Il est 10h37 ce vendredi matin et Christian Du Brulle, journaliste et fondateur du site de vulgarisation scientifique Daily Science (lire encadré), a déjà reçu un premier communiqué de presse portant sur un nouveau vaccin candidat ayant démontré son efficacité sur le hamster. "C’est vraiment une super nouvelle, mais il ne s’agit que d’un rongeur. Le but est de protéger à terme un mammifère un peu plus compliqué : l’être humain "plaisante le journaliste. La lutte contre le coronavirus a engendré un effort scientifique sans précédent à l’échelle planétaire. Ce printemps, on dénombrait jusqu’à 1.700 essais cliniques en cours (1). Selon le magazine Sciences et Vie, chaque jour, 180 articles scientifiques sont publiés en moyenne pour faire avancer les connaissances sur le virus, son origine, sa virulence, son évolution, etc.

Autant d’informations qui circulent dans les médias parfois plus vite... qu’un virus. La moindre avancée suscite des montagnes d’espoir, parfois douchées aussi vite par de nouveaux travaux. Un contexte émotionnel qui ne favorise pas toujours la nuance. La saga médiatique autour de l’hydroxychloroquine en est certainement l’exemple le plus emblématique. Les débats se sont cristallisés autour de la personnalité du professeur Raoult, personnage charismatique et clivant. Pour les uns, l’hydroxychloroquine c’est le nirvana, pour les autres, tout est à jeter. Mais en science, rien n’est jamais aussi noir ou blanc, observe posément Christian Du Brulle. La molécule, dont l’utilisation n’est aujourd’hui plus recommandée en Belgique en dehors des essais cliniques, pourrait avoir un effet intéressant, comme n’importe quel anti-inflammatoire, pour faire chuter le taux de mortalité, sur certains patients, présentant certains types de complications, à des doses précisément définies, en associant éventuellement d’autres médicaments... Tout cela doit encore être étudié de plus près. Ce sont des nuances ardues et malheureusement peu ‘sexy’ d’un point de vue médiatique.

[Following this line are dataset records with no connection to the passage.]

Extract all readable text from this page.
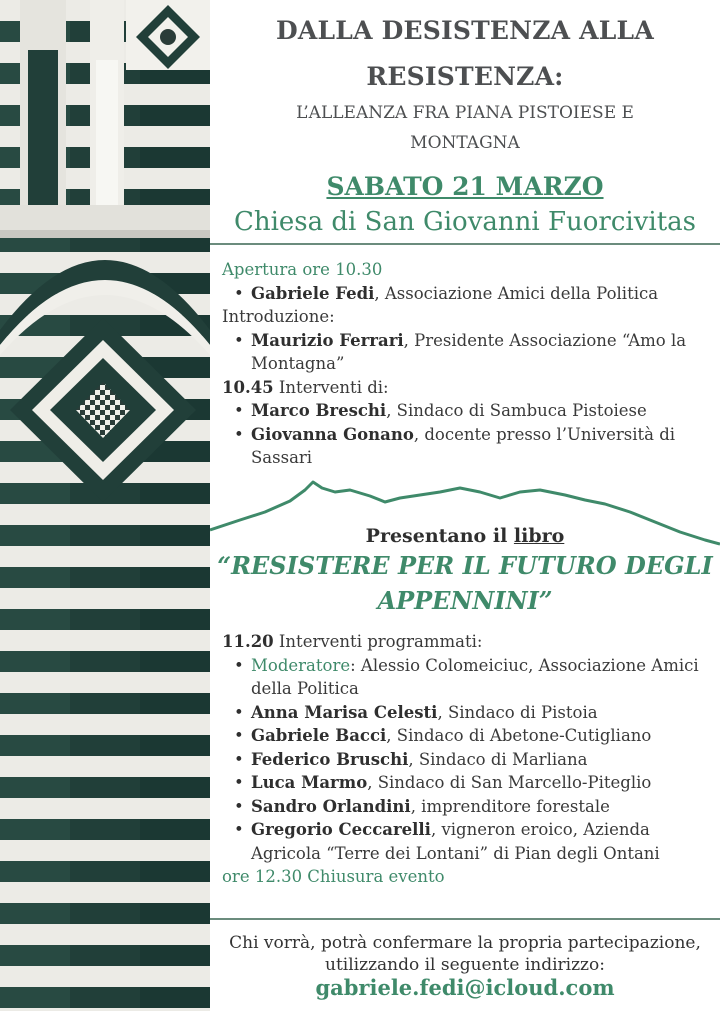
DALLA DESISTENZA ALLA
RESISTENZA:
L’ALLEANZA FRA PIANA PISTOIESE E
MONTAGNA
SABATO 21 MARZO
Chiesa di San Giovanni Fuorcivitas

Apertura ore 10.30

• Gabriele Fedi, Associazione Amici della Politica

Introduzione:

• Maurizio Ferrari, Presidente Associazione “Amo la Montagna”

10.45 Interventi di:

• Marco Breschi, Sindaco di Sambuca Pistoiese
• Giovanna Gonano, docente presso l’Università di Sassari
Presentano il libro
“RESISTERE PER IL FUTURO DEGLI
APPENNINI”

11.20 Interventi programmati:

• Moderatore: Alessio Colomeiciuc, Associazione Amici della Politica
• Anna Marisa Celesti, Sindaco di Pistoia
• Gabriele Bacci, Sindaco di Abetone-Cutigliano
• Federico Bruschi, Sindaco di Marliana
• Luca Marmo, Sindaco di San Marcello-Piteglio
• Sandro Orlandini, imprenditore forestale
• Gregorio Ceccarelli, vigneron eroico, Azienda Agricola “Terre dei Lontani” di Pian degli Ontani

ore 12.30 Chiusura evento

Chi vorrà, potrà confermare la propria partecipazione,
utilizzando il seguente indirizzo:
gabriele.fedi@icloud.com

L’incertitude pour certitude

Pendant le confinement, l’information sur le coronavirus a parfois entraîné une lassitude. Selon un sondage réalisé en France à l’occasion des Assises du journalisme, 60% de la population estime que les médias en ont fait trop (2). L’enquête montre aussi que le public est en attente davantage de certitudes. Les gens ont eu beaucoup de mal à intérioriser le fait que l'information pouvait être évolutive et changeante commente le consultant du bureau d’étude. 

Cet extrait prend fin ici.